I’m not happy the Coronavirus outbreak happened. It’s not a good situation. It’s sad, depressing, and scary for most of us. But, the lockdown put my life in perspective. I did not know that I needed the reset. It made me realize I wanted more from life than what I currently had.
College was the most motivated and inspired phase of my life before the pandemic, and that was six years ago. I love studying Physical Therapy. Maybe because I always had a love for anatomy ever since I was a kid. Yes, it was hard and stressful but I enjoyed every bit of it. Until, in my 4th year, my parents and I had a talk they can no longer afford my school. At that time, I had no choice but to drop out of college and find work.

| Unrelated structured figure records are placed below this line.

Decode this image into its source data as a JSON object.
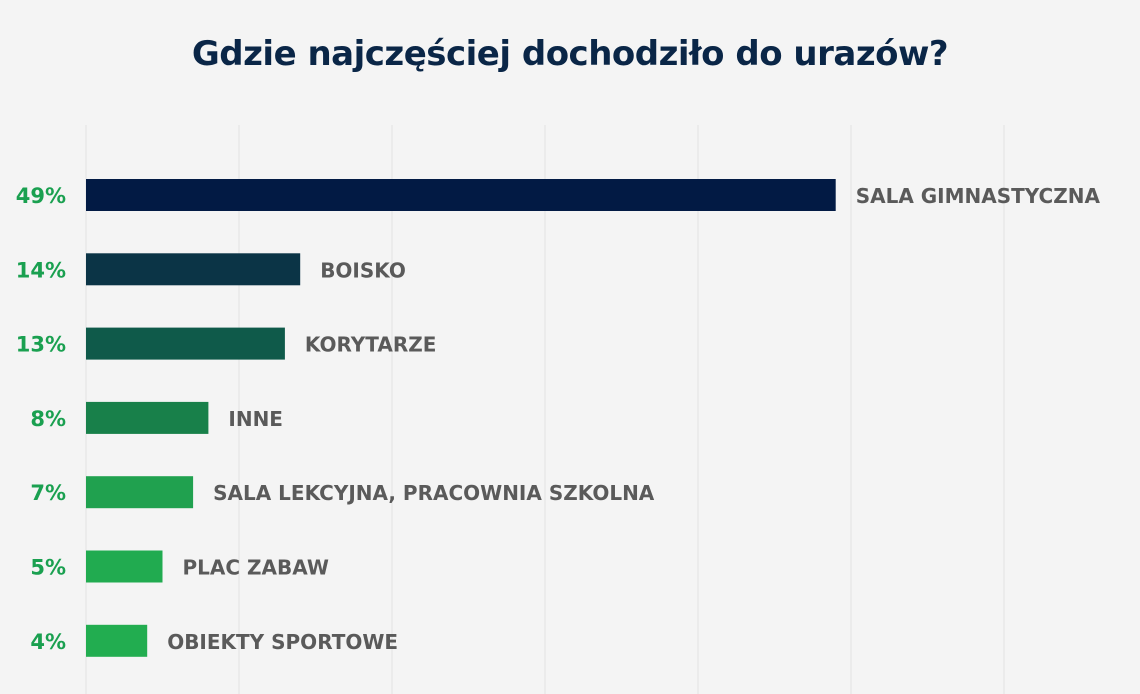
{
  "chart_data": {
    "type": "bar",
    "orientation": "horizontal",
    "title": "Gdzie najczęściej dochodziło do urazów?",
    "categories": [
      "SALA GIMNASTYCZNA",
      "BOISKO",
      "KORYTARZE",
      "INNE",
      "SALA LEKCYJNA, PRACOWNIA SZKOLNA",
      "PLAC ZABAW",
      "OBIEKTY SPORTOWE"
    ],
    "values": [
      49,
      14,
      13,
      8,
      7,
      5,
      4
    ],
    "value_labels": [
      "49%",
      "14%",
      "13%",
      "8%",
      "7%",
      "5%",
      "4%"
    ],
    "colors": [
      "#021a44",
      "#0b3446",
      "#0f5a4a",
      "#18804a",
      "#20a14f",
      "#21ab50",
      "#22ad50"
    ],
    "xlim": [
      0,
      60
    ],
    "grid": true,
    "xlabel": "",
    "ylabel": "",
    "value_label_color": "#1aa050",
    "category_label_color": "#5a5a5a"
  }
}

I applied right away and was accepted as a Customer Support Representative. The original plan was to work, save money for six months, then go back to school. But things happened, your girl fell in love. Instead of saving, I spent most of my money on traveling and dinner dates for two years. It was fun but the relationship ended. I can say I fully moved on after a year. The process of moving on was hard, but you know what was the hardest? Figuring out what’s next after you move on.
I realized I don’t want to be a physical therapist. I love the studying part, but I don’t see myself enjoying the work. I also did not enjoy being a Customer Support Representative as I only did it for money. When you experienced working, you’ll realize it’s not about how cool your work looks or money anymore, it’s more of happiness in what you do.
I was lost, sad, and depressed by seeking happiness and figuring out what I want to do with my life. I have no goals and plans. I deleted my social media as I keep on comparing myself with successful people I see on my feeds. I don’t even go on dates as I don’t like to be asked about my life. My daily routine was to wake up, shower, go to work, finish work, go back home, Netflix, and sleep. That was it. For two damn years!
Then Coronavirus hit. We were all asked to work from home. In my case, our company took a month to provide a computer. So, it gave me a period of intense self-reflection and self-audit. That’s when I started and decided to work on myself. I work out again, meditate, control my expenses, read books, and took some online classes.
Today, I’m excited to wake up and grateful for life. I learned to find joy in my work. I started trading and investing in the stock market. I must say this time is the happiest, motivated, inspired, and wisest I have ever been in my life. This time off has done wonders for me figuring some stuff out.